By Tanya Seda
In our line of work, we spend a lot of time digging through invoices and contracts to identify and validate costs. Almost always, we find things that are wrong, shouldn’t be there, or can be optimized, often for substantial savings. Because of this focus on the details, we’ve been researching the rapidly increasing speed to which businesses are moving to incorporate 5G into their corporate networks. And we’ve found a surprise or two!
From both international sources and here in the US, we’re hearing about operating expense increases due to the new technology. One of the unexpected costs we’re beginning to see is the added expense to power the network—good old electricity. As it turns out, these electricity costs are very significant and must be added to the project cost, as well as the ongoing total cost of ownership. Industry reports show 5G base station consumes up to twice the power (or even more) of 4G base stations. The disparity grows at higher frequencies, due to a need for more antennas and a denser layer of small cells.

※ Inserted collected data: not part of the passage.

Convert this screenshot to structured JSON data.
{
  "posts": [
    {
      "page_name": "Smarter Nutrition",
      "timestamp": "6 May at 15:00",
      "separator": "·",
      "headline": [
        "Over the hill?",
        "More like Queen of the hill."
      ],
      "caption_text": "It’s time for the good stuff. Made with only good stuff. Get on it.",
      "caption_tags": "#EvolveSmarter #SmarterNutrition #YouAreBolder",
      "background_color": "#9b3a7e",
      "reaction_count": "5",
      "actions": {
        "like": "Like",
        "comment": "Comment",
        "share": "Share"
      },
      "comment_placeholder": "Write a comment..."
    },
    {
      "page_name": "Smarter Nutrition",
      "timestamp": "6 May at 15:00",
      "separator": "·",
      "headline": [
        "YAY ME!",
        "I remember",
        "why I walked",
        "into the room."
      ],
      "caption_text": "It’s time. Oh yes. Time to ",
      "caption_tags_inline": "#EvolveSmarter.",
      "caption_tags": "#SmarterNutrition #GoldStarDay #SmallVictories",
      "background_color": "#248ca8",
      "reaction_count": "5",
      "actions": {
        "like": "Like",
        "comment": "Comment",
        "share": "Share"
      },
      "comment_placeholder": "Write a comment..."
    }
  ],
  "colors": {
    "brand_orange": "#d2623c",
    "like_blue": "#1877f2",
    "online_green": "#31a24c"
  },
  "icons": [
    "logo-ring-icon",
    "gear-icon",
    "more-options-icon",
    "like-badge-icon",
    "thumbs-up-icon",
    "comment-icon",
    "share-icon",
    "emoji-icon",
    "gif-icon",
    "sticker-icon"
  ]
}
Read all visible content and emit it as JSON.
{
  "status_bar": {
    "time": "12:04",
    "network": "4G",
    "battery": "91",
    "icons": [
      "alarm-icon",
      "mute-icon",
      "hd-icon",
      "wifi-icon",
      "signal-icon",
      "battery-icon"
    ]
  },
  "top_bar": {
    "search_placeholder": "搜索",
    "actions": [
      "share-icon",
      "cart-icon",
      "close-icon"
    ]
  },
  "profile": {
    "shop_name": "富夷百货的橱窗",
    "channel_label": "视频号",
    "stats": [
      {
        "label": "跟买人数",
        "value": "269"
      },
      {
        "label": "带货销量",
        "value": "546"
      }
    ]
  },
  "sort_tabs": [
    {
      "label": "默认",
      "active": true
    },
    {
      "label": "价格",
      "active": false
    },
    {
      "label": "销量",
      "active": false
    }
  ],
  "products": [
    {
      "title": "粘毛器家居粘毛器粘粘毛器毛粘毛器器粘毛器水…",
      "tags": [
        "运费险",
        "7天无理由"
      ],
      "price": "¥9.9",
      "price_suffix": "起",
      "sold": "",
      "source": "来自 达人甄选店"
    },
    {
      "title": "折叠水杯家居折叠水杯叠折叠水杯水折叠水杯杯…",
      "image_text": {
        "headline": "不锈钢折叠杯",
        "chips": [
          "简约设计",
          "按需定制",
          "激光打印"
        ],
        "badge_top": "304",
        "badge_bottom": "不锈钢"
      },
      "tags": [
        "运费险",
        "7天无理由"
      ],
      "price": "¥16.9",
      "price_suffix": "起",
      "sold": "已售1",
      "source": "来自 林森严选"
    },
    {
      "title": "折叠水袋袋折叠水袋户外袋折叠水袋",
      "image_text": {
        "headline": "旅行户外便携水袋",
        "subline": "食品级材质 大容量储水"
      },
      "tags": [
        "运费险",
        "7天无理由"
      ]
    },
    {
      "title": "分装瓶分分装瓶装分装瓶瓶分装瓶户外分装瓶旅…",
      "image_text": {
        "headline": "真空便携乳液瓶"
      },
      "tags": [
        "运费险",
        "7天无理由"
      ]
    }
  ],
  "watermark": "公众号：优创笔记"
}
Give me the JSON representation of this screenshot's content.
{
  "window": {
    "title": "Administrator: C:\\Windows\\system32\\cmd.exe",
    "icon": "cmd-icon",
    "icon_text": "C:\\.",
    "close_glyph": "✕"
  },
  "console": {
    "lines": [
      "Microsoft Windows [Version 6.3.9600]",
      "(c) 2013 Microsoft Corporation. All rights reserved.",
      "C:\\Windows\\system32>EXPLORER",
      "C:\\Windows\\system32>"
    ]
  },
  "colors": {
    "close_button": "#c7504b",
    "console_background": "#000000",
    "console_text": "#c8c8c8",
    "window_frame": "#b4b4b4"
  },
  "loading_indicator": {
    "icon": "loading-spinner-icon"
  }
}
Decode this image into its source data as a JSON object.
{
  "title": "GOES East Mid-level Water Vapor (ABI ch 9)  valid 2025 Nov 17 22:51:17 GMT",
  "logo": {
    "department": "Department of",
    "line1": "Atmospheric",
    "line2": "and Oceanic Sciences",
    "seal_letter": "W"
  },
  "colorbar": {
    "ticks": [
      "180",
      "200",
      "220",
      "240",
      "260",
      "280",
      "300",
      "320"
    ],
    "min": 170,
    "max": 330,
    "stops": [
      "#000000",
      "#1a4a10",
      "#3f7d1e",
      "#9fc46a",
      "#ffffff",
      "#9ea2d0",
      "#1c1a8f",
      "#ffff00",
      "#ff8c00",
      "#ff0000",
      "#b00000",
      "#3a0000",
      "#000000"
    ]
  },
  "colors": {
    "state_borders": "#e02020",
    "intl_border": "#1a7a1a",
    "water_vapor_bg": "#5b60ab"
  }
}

Add to this the expansion of edge computing facilities to support local processing and new Internet of things (IoT) services, you’ve got a double hit to network power usage. Typically, when considering electricity costs, a rule of thumb is that 5-6% of overall operating expenses will be for utilities. As a side note, it’s interesting to consider that for operators in the majority of countries rolling out 5G, an increase in data usage is not increasing average revenue per unit (ARPU).
As we continue to watch the 5G world grow, it is plain to see that additional energy costs will need to be taken into account; data consumption will continue to grow even as ARPU continues to decline. As the telecom providers’ margins dip, we need to stay vigilant around how 5G will be priced out. We will continue to closely monitor the 5G rollouts as they happen and see whether the unit economics will be enough to offset what is not a challenging corporate business case.